享保8年(1723年)、保美村に生まれる。
延享元年(1744年)、杜国没後54年に墓碑を建立。
寛政元年(1789年)1月24日、66歳で没。
門下に畠村の原子蔵・良瑾兄弟、亀山の井本免孔・為蝶兄弟がいた。
寛政元年(1789年)、杜国の百回忌に『十かへりの花』(子蔵編)刊行。
路喬の句
十かえりの花は淋しし塚の松
紙屑もとりあけられて土用干
山を染て後には河の紅葉かな
植田古帆
吉田札木町の富商植田七三郎。一蓬舎。高須麦雪の二男である。
明和6年(1769年)4月、植田古帆、大木巴牛は聖眼寺に松葉塚を再建。
再建松葉塚

芭 蕉 翁
ごを燒て手拭あふる寒さ哉
寛政5年(1793年)、『松葉塚』(木朶編)刊。古帆序。
古帆の句
手間取て春におくるゝほたん哉
おし鳥やかはる淵瀬に住ミなから
霊山の春めくり来て此仏
立茶売盃に散けり松の花
四五輪の夫もさかりよ石蕗の花
三秀亭李喬
岡崎城主本多中務大輔忠良の男忠寛。松露庵烏明に俳諧を学ぶ。母は家人柳沢氏。俳名春望亭柳波女。雪中庵蓼太に師事。
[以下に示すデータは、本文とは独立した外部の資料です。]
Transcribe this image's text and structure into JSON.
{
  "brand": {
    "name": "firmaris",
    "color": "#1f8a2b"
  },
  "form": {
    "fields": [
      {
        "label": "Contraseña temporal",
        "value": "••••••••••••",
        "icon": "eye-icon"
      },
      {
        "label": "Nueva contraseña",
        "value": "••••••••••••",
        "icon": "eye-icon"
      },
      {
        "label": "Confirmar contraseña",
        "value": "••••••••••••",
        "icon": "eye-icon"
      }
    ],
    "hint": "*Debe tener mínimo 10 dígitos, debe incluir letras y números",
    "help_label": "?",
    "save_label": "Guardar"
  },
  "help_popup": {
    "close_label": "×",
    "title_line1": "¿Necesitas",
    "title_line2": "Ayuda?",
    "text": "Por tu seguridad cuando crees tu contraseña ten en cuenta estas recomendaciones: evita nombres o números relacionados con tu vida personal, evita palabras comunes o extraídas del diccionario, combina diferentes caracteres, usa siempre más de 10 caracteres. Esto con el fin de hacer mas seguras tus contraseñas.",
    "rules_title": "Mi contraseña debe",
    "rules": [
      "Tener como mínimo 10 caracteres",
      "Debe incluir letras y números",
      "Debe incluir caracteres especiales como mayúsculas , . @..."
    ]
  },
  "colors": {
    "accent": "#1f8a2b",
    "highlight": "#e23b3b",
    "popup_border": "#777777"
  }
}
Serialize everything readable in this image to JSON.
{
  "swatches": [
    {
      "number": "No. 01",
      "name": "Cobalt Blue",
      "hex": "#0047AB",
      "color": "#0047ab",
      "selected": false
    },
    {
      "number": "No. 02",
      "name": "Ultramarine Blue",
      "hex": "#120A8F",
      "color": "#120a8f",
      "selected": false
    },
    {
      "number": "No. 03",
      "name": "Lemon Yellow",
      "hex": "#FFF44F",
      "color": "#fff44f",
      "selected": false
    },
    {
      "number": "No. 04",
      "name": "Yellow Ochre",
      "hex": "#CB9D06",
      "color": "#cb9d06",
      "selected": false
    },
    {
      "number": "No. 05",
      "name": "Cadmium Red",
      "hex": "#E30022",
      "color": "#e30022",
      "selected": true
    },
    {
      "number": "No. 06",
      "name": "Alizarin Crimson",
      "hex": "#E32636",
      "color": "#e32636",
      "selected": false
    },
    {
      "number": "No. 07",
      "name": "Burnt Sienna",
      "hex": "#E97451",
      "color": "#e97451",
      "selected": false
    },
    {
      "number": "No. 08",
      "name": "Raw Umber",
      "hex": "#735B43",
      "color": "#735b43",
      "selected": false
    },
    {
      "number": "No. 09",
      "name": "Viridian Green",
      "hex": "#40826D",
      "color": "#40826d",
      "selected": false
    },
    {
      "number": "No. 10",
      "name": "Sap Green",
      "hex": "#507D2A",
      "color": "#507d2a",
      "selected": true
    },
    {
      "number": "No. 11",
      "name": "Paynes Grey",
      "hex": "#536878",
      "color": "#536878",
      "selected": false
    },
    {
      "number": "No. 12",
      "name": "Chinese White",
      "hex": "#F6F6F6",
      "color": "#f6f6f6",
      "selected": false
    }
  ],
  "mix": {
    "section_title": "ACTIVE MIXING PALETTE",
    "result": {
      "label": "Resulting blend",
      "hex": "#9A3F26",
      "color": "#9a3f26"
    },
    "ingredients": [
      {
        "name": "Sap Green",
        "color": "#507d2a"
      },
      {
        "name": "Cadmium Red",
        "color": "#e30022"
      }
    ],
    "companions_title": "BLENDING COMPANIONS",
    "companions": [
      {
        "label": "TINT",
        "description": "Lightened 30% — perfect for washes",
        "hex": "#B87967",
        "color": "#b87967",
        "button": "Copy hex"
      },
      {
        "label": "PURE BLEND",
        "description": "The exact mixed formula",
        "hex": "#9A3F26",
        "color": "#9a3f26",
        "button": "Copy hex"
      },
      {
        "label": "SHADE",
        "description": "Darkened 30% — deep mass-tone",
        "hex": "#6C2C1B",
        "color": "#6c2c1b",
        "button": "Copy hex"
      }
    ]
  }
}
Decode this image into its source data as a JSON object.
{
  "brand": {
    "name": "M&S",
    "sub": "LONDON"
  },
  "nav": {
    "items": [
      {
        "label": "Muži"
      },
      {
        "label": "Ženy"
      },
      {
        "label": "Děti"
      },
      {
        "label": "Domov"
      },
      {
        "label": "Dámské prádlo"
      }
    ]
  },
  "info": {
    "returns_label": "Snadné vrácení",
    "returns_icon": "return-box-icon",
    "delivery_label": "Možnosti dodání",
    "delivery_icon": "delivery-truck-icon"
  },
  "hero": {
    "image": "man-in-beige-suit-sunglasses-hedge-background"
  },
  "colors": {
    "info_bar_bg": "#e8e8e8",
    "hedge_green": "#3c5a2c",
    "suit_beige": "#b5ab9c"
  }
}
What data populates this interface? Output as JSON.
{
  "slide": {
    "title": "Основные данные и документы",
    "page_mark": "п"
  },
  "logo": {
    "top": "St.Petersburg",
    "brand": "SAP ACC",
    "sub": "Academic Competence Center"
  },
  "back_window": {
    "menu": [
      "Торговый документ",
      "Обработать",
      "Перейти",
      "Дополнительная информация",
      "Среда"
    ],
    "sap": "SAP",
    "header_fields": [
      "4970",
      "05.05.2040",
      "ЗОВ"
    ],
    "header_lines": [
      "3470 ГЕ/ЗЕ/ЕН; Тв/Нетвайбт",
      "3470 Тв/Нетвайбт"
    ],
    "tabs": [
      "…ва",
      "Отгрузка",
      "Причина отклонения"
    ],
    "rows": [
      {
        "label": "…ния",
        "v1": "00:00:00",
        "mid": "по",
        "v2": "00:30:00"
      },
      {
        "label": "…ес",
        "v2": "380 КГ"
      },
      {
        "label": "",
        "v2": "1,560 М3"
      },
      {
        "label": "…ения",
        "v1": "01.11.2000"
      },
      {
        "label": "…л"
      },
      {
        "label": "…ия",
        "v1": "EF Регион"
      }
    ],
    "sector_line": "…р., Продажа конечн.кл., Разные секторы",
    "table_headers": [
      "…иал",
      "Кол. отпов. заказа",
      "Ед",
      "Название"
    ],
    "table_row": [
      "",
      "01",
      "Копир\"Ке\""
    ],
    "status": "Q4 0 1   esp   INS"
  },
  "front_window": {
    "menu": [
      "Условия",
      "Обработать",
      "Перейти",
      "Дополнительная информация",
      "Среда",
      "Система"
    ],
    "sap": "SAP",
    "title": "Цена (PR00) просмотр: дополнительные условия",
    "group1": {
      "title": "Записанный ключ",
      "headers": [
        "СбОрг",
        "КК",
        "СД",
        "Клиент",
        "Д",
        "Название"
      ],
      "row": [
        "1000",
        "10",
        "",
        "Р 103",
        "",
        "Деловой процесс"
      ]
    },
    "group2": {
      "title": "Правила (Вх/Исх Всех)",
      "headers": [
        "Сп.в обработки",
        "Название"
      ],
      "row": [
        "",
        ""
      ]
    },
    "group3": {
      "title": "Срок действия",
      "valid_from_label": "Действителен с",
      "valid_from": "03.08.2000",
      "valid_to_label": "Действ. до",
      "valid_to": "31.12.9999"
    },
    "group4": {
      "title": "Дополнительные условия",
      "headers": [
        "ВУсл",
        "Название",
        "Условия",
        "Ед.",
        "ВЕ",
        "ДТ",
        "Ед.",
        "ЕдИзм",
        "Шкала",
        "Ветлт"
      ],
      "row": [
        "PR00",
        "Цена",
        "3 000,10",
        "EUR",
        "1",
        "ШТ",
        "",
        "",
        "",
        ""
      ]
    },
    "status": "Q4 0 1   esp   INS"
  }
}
寛延2年(1749年)、下総古河城内に生まれる。幼名弁之助。初めの名は忠倚。
寛延4年(1751年)7月15日、忠良は62歳で死去。母子ともに江戸の藩邸に移る。
安永7年(1778年)、母を伴い岡崎に赴く。
寛政5年(1793年)10月12日、芭蕉の百回忌に岡崎伝馬町の十王堂に芭蕉の句碑を建立。記念集『旅の日数』(李喬編)刊。

都出て神も旅寝の日数哉
文化元年(1804年)、江戸に帰る。
文化5年(1808年)、母柳波女没。
文化8年(1811年)、江戸森下の下屋敷で没。63歳。
松兄
名古屋正覚寺の住職。加藤暁台、井上士朗の門人。
享和元年(1801年)2月、井上士朗は門人松兄・卓池を伴い江戸へ赴く。帰路は江戸から信州へ旅をする。『鶴芝』。
文化4年(1807年)7月25日、41歳で没。